Eis aqui uma citação de Lactâncio, que sanciona este conceito (9): Ante os olhos de Deus, ninguém é escravo, ninguém é amo. Já que todos têm o mesmo Pai, somos por igual seus filhos. Ninguém é pobre ante os olhos de Deus exceto o que carece de justiça. Ninguém é rico exceto o que está cheio de virtudes. Vejamos agora quais eram as crenças dos primeiros cristãos em relação ao batismo. Pensavam que o batismo purificaria os pecados de uma pessoa? Pensavam, quem sabe, que sem batismo uma criança seria condenada? Absolutamente. Para os primeiros cristãos, o batismo não era considerado um ritual mágico que podia salvar uma pessoa, a menos que estivesse acompanhado da fé em Jesus Cristo e do verdadeiro arrependimento dos próprios pecados. Em prática, o batismo atuado sem fé, não tinha nenhum valor. Portanto, sustentavam que as crianças não batizadas que morriam na infância podiam salvar-se, diferente do dogmático Agostinho de Hipona (354-430 d.C.). Vejamos, com esse propósito, uma passagem de Justino Mártir, em sua obra “Diálogo com Trifão” (10): Não há outra forma (de obter as promessas de Deus) que esta: conhecer a Cristo, ser banhado na fonte da que falava Isaías para a remissão dos pecados e, por último, viver uma vida sem pecado. Que sustentavam os primeiros cristãos a propósito da salvação?
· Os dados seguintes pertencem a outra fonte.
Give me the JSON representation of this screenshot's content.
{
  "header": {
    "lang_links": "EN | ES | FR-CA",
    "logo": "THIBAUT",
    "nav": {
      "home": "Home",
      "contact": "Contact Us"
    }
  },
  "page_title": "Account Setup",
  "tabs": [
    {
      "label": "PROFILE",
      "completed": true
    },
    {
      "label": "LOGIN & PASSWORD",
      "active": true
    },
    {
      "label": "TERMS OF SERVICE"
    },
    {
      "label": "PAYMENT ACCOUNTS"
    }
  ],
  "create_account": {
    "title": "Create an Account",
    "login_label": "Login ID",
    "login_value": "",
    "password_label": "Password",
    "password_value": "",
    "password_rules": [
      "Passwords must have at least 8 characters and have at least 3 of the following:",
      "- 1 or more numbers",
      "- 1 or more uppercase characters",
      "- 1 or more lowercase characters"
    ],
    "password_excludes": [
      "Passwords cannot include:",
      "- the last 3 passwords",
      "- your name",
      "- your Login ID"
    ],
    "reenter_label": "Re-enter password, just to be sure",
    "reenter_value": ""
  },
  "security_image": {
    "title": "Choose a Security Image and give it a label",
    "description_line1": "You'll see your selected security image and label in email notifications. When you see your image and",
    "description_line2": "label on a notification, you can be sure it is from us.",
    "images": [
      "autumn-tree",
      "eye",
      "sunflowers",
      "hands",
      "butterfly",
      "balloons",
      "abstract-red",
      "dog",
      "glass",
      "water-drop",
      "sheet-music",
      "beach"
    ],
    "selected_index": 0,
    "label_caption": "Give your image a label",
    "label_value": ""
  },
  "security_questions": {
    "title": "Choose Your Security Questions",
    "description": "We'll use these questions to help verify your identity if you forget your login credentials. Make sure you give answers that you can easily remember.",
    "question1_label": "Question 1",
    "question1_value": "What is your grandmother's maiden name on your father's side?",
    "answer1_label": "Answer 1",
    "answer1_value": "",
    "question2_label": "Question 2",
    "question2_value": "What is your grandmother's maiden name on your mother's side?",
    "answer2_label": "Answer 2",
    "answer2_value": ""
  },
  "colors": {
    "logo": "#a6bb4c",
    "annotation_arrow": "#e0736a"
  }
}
Segundo a maioria dos historiadores, entre os quais o estadunidense David Bercot, durante o cristianismo antigo, o bem, tanto na era apostólica como na era patrística, acreditava-se que a fé em Deus era absolutamente essencial para a salvação e que sem a graça de Deus, nenhum podia salvar-se. No entanto, no curso dos séculos seguintes desenvolveram-se abundantes diatribes entre os que sustentavam a salvação pela fé e os que apoiavam a salvação através das obras. Segundo estas duas tendências, então, ou a salvação é um presente de Deus ou se consegue através de boas obras. Estas polêmicas, no entanto, foram introduzidas pelo dogmático Agostinho de Hipona e logo por Martim Lutero, e não existiam nos tempos do cristianismo antigo. Os cristãos dos primeiros três séculos tinham claro que somente através da fé absoluta pode-se obter a salvação. Seu raciocínio considerava, naturalmente, que uma fé sem obras não é verdadeira fé. Mas, vejamos algumas citações dos primeiros cristãos da idade patrística para tal propósito, Clemente de Roma por exemplo (11):

E nós, portanto, que por Sua vontade fomos chamados em Jesus Cristo, não somos justificados por nós mesmos. Nem por nossa própria sabedoria, nem entendimento, nem piedade, nem obras feitas em santidade de coração. Senão por essa fé, através da qual Deus todo poderoso tem justificado a todos os homens desde o princípio. O mesmo Clemente, no entanto, exorta a cumprir boas obras (12): Que faremos, ó irmãos? ¿Cessaremos de fazer o bem e descuidaremos a caridade? Nunca permita o senhor que isso suceda entre nós, pois com zelo e ardor nos esforcemos em cumprir qualquer boa obra. Da mesma maneira, consideremos duas citações de Policarpo, o discípulo de João. Na primeira, transmite uma célebre passagem da Carta aos Efésios de Paulo: Muitos desejam entrar na sua glória, sabendo que: “Pela graça vocês foram salvos, mediante a fé; isso não procede de vocês, pois é presente de Deus, não por obras, para que ninguém se gabe” (Efésios 2, 8-9). Na segunda citação, no entanto, o mesmo Policarpo exorta a fazer obras de bem (14): Aquele que se levantou entre os mortos também nos levantará, se fazemos sua vontade e seguimos seus mandamentos e amamos o que ele ama mantendo-nos longe de toda corrupção. Agora vejamos o pensamento de Clemente de Alexandria, a respeito da salvação através da fé (15): Abraão não foi justificado por suas obras, senão pela fé (Romanos 4, 3). Portanto, mesmo se realizam boas obras agora, não lhes aproveita depois da morte, se não têm fé. O mesmo Clemente, no entanto, afirma (16): Quem obtenha a Verdade e se distinga por suas boas obras ganhará o prêmio da vida eterna (…). Algumas pessoas entendem de forma aceitável como (Deus provê o poder necessário), mas ao dar-lhe pouca importância às obras que levam à salvação, não se preparam o suficiente para conseguir os objetos da sua esperança. Nesta última passagem, Clemente confirma que “depois de ter reconhecido a Verdade”, ou seja, depois de ter afirmado a Verdade em Cristo, aquele que crê deve fazer boas obras para obter a vida eterna.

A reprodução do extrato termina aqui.